Der Transrapid sei eine „geniale Technologie“, sagt der niedersächsische Kultusminister Bernd Busemann. Er kommt aus Dörpen und ist Landkreis-Abgeordneter der Region. „Ich setze alle Hoffnung darauf, dass der Betrieb der Teststrecke weitergeht.“ Im März des nächsten Jahres solle der Transrapid 09 auf die Spur gesetzt werden. Neben der Trauer und dem Schock ist auch die Angst zu spüren. Was geschieht mit der Teststrecke und dem Transrapid?

Die Hinterbliebenen der 23 Opfer haben die Möglichkeit, an der Unfallstelle Abschied zu nehmen. Sie legen Blumen ab und zünden Kerzen an.

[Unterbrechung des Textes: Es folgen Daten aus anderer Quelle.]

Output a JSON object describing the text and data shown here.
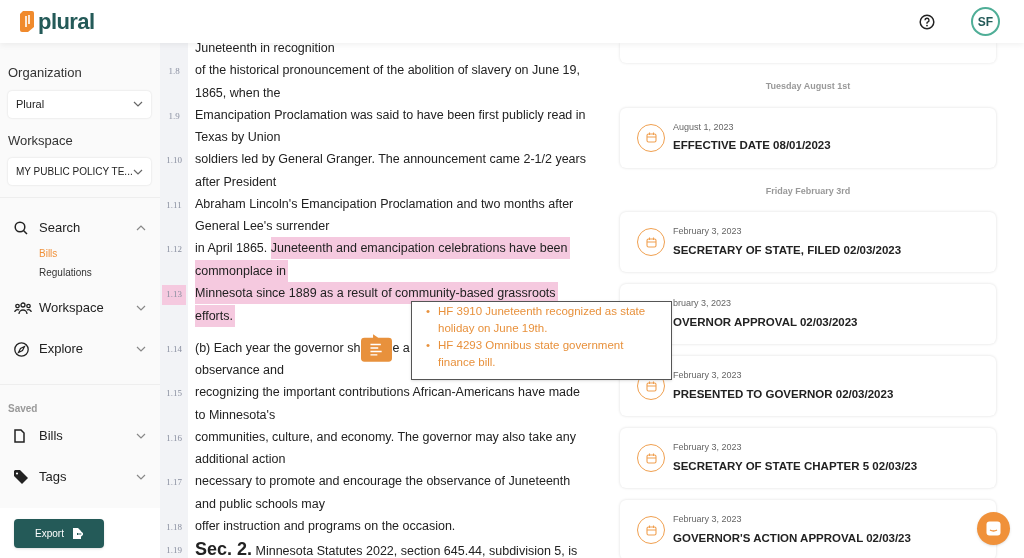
{
  "header": {
    "logo": "plural",
    "avatar": "SF"
  },
  "sidebar": {
    "organization_label": "Organization",
    "organization": "Plural",
    "workspace_label": "Workspace",
    "workspace": "MY PUBLIC POLICY TE...",
    "nav": [
      {
        "label": "Search",
        "expanded": true,
        "children": [
          {
            "label": "Bills",
            "selected": true
          },
          {
            "label": "Regulations",
            "selected": false
          }
        ]
      },
      {
        "label": "Workspace",
        "expanded": false
      },
      {
        "label": "Explore",
        "expanded": false
      }
    ],
    "saved_label": "Saved",
    "saved": [
      {
        "label": "Bills",
        "expanded": false
      },
      {
        "label": "Tags",
        "expanded": false
      }
    ],
    "export_button": "Export"
  },
  "document": {
    "rows": [
      {
        "plain": "Juneteenth in recognition"
      },
      {
        "number": "1.8",
        "plain": "of the historical pronouncement of the abolition of slavery on June 19,"
      },
      {
        "plain": "1865, when the"
      },
      {
        "number": "1.9",
        "plain": "Emancipation Proclamation was said to have been first publicly read in"
      },
      {
        "plain": "Texas by Union"
      },
      {
        "number": "1.10",
        "plain": "soldiers led by General Granger. The announcement came 2-1/2 years"
      },
      {
        "plain": "after President"
      },
      {
        "number": "1.11",
        "plain": "Abraham Lincoln's Emancipation Proclamation and two months after"
      },
      {
        "plain": "General Lee's surrender"
      },
      {
        "number": "1.12",
        "plain": "in April 1865. ",
        "marked": "Juneteenth and emancipation celebrations have been"
      },
      {
        "marked": "commonplace in"
      },
      {
        "number": "1.13",
        "number_marked": true,
        "marked": "Minnesota since 1889 as a result of community-based grassroots"
      },
      {
        "marked": "efforts.",
        "paragraph_end": true
      },
      {
        "number": "1.14",
        "plain": "(b) Each year the governor sh",
        "comment": true,
        "after": "e a"
      },
      {
        "plain": "observance and"
      },
      {
        "number": "1.15",
        "plain": "recognizing the important contributions African-Americans have made"
      },
      {
        "plain": "to Minnesota's"
      },
      {
        "number": "1.16",
        "plain": "communities, culture, and economy. The governor may also take any"
      },
      {
        "plain": "additional action"
      },
      {
        "number": "1.17",
        "plain": "necessary to promote and encourage the observance of Juneteenth"
      },
      {
        "plain": "and public schools may"
      },
      {
        "number": "1.18",
        "plain": "offer instruction and programs on the occasion."
      },
      {
        "number": "1.19",
        "heading": "Sec. 2.",
        "plain": " Minnesota Statutes 2022, section 645.44, subdivision 5, is"
      }
    ],
    "tooltip": [
      {
        "bullet": "•",
        "text": "HF 3910 Juneteenth recognized as state holiday on June 19th."
      },
      {
        "bullet": "•",
        "text": "HF 4293 Omnibus state government finance bill."
      }
    ]
  },
  "timeline": [
    {
      "kind": "heading",
      "label": "Tuesday August 1st"
    },
    {
      "kind": "event",
      "date": "August 1, 2023",
      "title": "EFFECTIVE DATE 08/01/2023"
    },
    {
      "kind": "heading",
      "label": "Friday February 3rd"
    },
    {
      "kind": "event",
      "date": "February 3, 2023",
      "title": "SECRETARY OF STATE, FILED 02/03/2023"
    },
    {
      "kind": "covered_event",
      "date": "bruary 3, 2023",
      "title": "OVERNOR APPROVAL 02/03/2023"
    },
    {
      "kind": "event",
      "date": "February 3, 2023",
      "title": "PRESENTED TO GOVERNOR 02/03/2023"
    },
    {
      "kind": "event",
      "date": "February 3, 2023",
      "title": "SECRETARY OF STATE CHAPTER 5 02/03/23"
    },
    {
      "kind": "event",
      "date": "February 3, 2023",
      "title": "GOVERNOR'S ACTION APPROVAL 02/03/23"
    }
  ]
}
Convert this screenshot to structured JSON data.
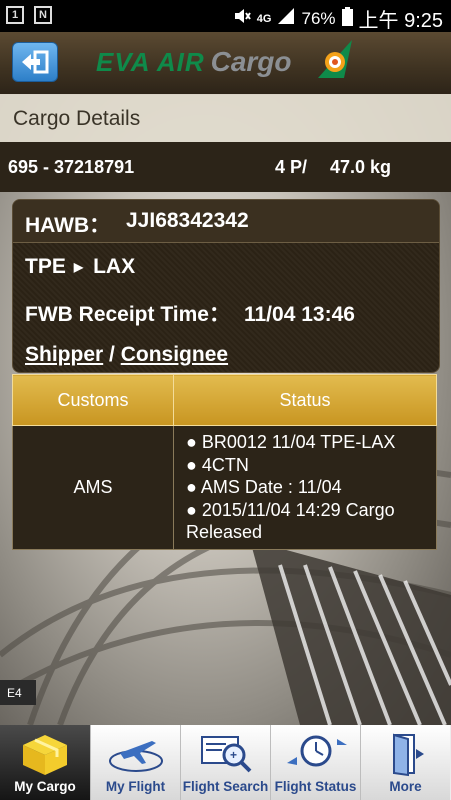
{
  "status_bar": {
    "battery_percent": "76%",
    "network": "4G",
    "time": "上午 9:25",
    "left_icons": [
      "1",
      "N"
    ]
  },
  "header": {
    "logo_primary": "EVA AIR",
    "logo_secondary": "Cargo",
    "back_icon": "back-arrow-icon"
  },
  "page": {
    "title": "Cargo Details"
  },
  "awb": {
    "number": "695 - 37218791",
    "pieces": "4 P/",
    "weight": "47.0 kg"
  },
  "details": {
    "hawb_label": "HAWB：",
    "hawb_value": "JJI68342342",
    "origin": "TPE",
    "destination": "LAX",
    "fwb_label": "FWB Receipt Time：",
    "fwb_time": "11/04 13:46",
    "shipper_link": "Shipper",
    "separator": " / ",
    "consignee_link": "Consignee"
  },
  "customs_table": {
    "headers": [
      "Customs",
      "Status"
    ],
    "rows": [
      {
        "customs": "AMS",
        "status": [
          "● BR0012 11/04 TPE-LAX",
          "● 4CTN",
          "● AMS Date : 11/04",
          "● 2015/11/04 14:29 Cargo Released"
        ]
      }
    ]
  },
  "bottom_nav": [
    {
      "label": "My Cargo",
      "icon": "cargo-box-icon",
      "active": true
    },
    {
      "label": "My Flight",
      "icon": "airplane-icon",
      "active": false
    },
    {
      "label": "Flight Search",
      "icon": "search-magnifier-icon",
      "active": false
    },
    {
      "label": "Flight Status",
      "icon": "clock-airplane-icon",
      "active": false
    },
    {
      "label": "More",
      "icon": "door-icon",
      "active": false
    }
  ],
  "colors": {
    "header_brown": "#3e3221",
    "gold_header": "#d6a832",
    "brand_green": "#0f8a4a",
    "nav_label_blue": "#2b4a8c"
  }
}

„Die eigentliche Trauer beginnt jetzt erst“, erklärt der Notfallseelsorger Pfarrer Ludger Pietruschka seine Arbeit und die seiner Kollegen, Pastor Thomas Gotthilf und Bärbel Wempel. „Zunächst kümmern wir uns um die Angehörigen und dann – fast parallel – um die zurückkehrenden Rettungskräfte.“ Wut, Tränen und Schweigen, alles werde akzeptiert. „Wir vor Ort sind als seelische Schutzschilde da, versuchen begleitend zu stabilisieren.“

Um den Helfern, Überlebenden und Angehörigen dabei zu helfen, ist am Mittwoch um elf Uhr ein ökumenischer Trauer-Gottesdienst in der katholischen Kirche in Lathen geplant. Erwartet werden neben einigen niedersächsischen Ministern auch Ministerpräsident Christian Wulff und Bundesverkehrsminister Tiefensee. Sie könnten auf der Hermann-Kemper-Straße fahren, an der Transrapid-Trasse entlang.